Di conseguenza, la circolare conferma che l’importo massimo giornaliero dell’IDIS è pari a 57,32 euro, come indicato nella circolare Inps n. 26 del 30 gennaio 2025. Anche in questo caso, il richiamo al principio di competenza impone di considerare l’anno di riferimento dell’attività lavorativa, piuttosto che l’anno di liquidazione della prestazione.
Indennità ISCRO
Per quanto riguarda l’accesso alla prestazione ISCRO, il reddito di riferimento da considerare nel 2026, ossia quello dichiarato nell’anno precedente la presentazione della domanda, è fissato in 12.749,18 euro: tale soglia rappresenta uno degli elementi chiave per la verifica dei requisiti di ammissibilità all’ISCRO.
In relazione invece all’importo della prestazione, la circolare stabilisce che per l’anno 2026 l’indennità ISCRO non può essere inferiore a 255,53 euro mensili e non può superare 817,69 euro mensili, in funzione del reddito dichiarato e delle ulteriori condizioni previste dalla normativa.
Assegno per le attività socialmente utili (ASU)
Per l’anno 2026, la circolare stabilisce che l’importo mensile dell’assegno per le attività socialmente utili è pari a 707,19 euro. Tale misura decorre dal 1° gennaio 2026 e si applica a tutti i lavoratori impegnati in progetti di attività socialmente utili che rientrano nell’ambito di applicazione della normativa vigente.
L’importo indicato costituisce il valore mensile fisso della prestazione e rappresenta il riferimento economico per la gestione dei progetti ASU nel corso del 2026.
NOTA BENE: l’assegno ASU non è parametrato alla retribuzione precedentemente percepita dal lavoratore, né è soggetto a fasce di reddito o a meccanismi di calcolo legati alla contribuzione individuale; la misura dell’assegno è stabilita in modo uniforme per tutti i beneficiari, in coerenza con la natura assistenziale e di inclusione sociale della prestazione.
Esclusione della riduzione del 5,84%
Un aspetto di particolare rilievo, chiaramente ribadito dalla circolare, riguarda l’esclusione dell’assegno per le attività socialmente utili dalla riduzione del 5,84% .

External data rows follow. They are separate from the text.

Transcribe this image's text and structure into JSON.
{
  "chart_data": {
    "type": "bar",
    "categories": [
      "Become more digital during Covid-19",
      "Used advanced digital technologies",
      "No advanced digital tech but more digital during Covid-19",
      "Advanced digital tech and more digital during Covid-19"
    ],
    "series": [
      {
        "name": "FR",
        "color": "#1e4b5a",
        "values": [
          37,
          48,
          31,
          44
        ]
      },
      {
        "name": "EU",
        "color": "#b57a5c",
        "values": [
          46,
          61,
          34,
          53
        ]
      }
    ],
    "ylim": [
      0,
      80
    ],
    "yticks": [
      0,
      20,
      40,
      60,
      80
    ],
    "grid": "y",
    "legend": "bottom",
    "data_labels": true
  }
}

Di conseguenza, l’importo mensile di 707,19 euro rappresenta l’importo pieno effettivamente erogato al lavoratore, senza decurtazioni legate alla contribuzione di finanziamento del sistema previdenziale.
L’esclusione della riduzione del 5,84% è coerente con la finalità dell’assegno ASU, che non si configura come una prestazione sostitutiva della retribuzione in senso stretto, ma come un sostegno economico connesso allo svolgimento di attività di utilità collettiva. La scelta normativa di non assoggettare l’assegno a tale riduzione contribuisce a preservarne l’efficacia sociale, garantendo ai lavoratori coinvolti un livello di tutela economica stabile e integralmente fruibile.